At the thruster bay he found the access panel hanging by one hinge. Inside, the fuel lines were cracked from thermal cycling, white frost blooming where compressed gas escaped. He traced the lines with a gloved finger, found three leaks, and began cutting replacement tubing. Each measurement he checked twice; waste was death. The welder sparked, brief and bright, flooding the bay with white light that died as quickly as it lived. He worked in pockets of darkness, soldering copper, tightening fittings, listening to the hiss fade to silence. When the last joint cooled he pressurized the line and watched the gauge hold steady. No drop. He exhaled a cloud that fogged the visor, then cleared it with a wipe.

He cycled the thruster valve. A muted thump answered, and the ship shuddered gently. The attitude computer woke, ran a self-test, and reported all greens. For the first time in weeks the *Folly* could turn without grinding metal. Karl closed the panel, secured the latch with a fresh wire seal, and marked the task complete on his wrist pad. The list was still long, but every crossed line was a stay of execution. He pushed toward the galley nook, a closet-sized space with a dead microwave and a locker of rations. The protein bar waited like a promise he was not sure he wanted to keep. He broke it in half, re-wrapped the smaller piece, and ate the larger. It tasted like salted cardboard, but cardboard kept him upright.

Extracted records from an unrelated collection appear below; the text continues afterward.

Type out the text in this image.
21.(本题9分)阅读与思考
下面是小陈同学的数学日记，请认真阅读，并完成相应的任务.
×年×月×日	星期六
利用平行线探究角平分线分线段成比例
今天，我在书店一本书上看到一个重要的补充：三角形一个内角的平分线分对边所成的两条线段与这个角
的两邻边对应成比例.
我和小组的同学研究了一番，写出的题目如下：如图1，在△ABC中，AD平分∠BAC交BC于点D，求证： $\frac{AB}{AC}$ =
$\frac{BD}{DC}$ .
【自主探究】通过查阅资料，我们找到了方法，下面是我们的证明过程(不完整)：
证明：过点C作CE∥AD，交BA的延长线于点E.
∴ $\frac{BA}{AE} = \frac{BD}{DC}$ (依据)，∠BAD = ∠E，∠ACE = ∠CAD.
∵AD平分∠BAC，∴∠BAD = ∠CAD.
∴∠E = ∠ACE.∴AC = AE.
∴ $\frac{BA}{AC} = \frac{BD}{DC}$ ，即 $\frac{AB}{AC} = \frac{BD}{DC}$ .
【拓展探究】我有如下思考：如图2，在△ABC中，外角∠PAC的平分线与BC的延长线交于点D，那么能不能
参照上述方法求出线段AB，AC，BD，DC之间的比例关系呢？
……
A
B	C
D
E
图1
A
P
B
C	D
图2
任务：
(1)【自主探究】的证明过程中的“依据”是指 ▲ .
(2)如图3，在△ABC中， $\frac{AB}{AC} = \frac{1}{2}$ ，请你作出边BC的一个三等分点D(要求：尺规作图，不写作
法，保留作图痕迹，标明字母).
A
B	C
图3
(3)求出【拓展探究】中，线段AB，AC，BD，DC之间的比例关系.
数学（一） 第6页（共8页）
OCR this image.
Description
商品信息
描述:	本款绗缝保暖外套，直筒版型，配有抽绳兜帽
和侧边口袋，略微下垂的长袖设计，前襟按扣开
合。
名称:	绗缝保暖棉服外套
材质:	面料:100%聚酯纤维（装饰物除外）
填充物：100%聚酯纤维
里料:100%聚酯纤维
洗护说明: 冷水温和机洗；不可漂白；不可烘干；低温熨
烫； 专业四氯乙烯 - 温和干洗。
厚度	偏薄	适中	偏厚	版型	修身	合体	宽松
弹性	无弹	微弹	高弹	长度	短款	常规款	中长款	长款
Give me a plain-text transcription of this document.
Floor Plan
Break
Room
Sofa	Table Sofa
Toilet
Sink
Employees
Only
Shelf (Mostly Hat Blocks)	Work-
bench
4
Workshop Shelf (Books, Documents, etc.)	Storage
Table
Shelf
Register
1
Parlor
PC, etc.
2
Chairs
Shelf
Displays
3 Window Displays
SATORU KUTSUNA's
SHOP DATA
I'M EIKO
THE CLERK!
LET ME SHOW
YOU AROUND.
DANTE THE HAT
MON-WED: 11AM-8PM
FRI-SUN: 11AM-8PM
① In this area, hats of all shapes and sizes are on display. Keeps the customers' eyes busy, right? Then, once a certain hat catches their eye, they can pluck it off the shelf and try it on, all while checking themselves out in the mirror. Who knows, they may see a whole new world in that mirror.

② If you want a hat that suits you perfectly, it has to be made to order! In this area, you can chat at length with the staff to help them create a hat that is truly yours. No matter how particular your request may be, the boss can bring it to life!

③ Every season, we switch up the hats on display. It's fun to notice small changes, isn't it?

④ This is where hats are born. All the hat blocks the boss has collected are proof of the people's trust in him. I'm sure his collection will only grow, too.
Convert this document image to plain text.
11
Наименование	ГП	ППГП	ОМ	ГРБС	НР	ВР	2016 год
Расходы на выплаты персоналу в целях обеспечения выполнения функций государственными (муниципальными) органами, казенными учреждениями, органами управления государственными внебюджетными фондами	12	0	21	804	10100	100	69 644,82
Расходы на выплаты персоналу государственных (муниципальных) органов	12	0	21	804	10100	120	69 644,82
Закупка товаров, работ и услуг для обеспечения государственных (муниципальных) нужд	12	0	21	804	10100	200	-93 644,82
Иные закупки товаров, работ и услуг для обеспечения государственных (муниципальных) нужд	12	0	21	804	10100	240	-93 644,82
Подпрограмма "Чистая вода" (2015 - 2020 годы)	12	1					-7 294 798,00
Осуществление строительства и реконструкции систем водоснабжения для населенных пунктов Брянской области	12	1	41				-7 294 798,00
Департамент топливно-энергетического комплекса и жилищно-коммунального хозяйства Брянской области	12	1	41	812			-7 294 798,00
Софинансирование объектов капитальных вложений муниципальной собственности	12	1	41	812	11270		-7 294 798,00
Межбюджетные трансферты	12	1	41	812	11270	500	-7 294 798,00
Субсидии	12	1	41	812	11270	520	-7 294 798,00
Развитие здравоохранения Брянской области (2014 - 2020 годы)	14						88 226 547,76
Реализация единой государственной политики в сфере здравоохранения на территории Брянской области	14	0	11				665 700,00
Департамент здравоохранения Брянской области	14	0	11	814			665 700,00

Twelve hours of repair, twelve small victories. The ship groaned around him, metal expanding as heaters pushed back the cold. Karl floated to the cockpit, strapped in, and ran a full status sweep. Reactor steady, batteries balanced, water flowing, thrusters alive, hull holding. He stared at the board and saw more green than red. The sight hurt his eyes. He logged the moment, time-stamped it, and saved it to the archive. Then he dimmed the lights, let the hum of the ship sink into his bones, and closed his eyes without fear of waking up dead. Outside, the void remained indifferent, but inside, the *Folly* whispered maybe.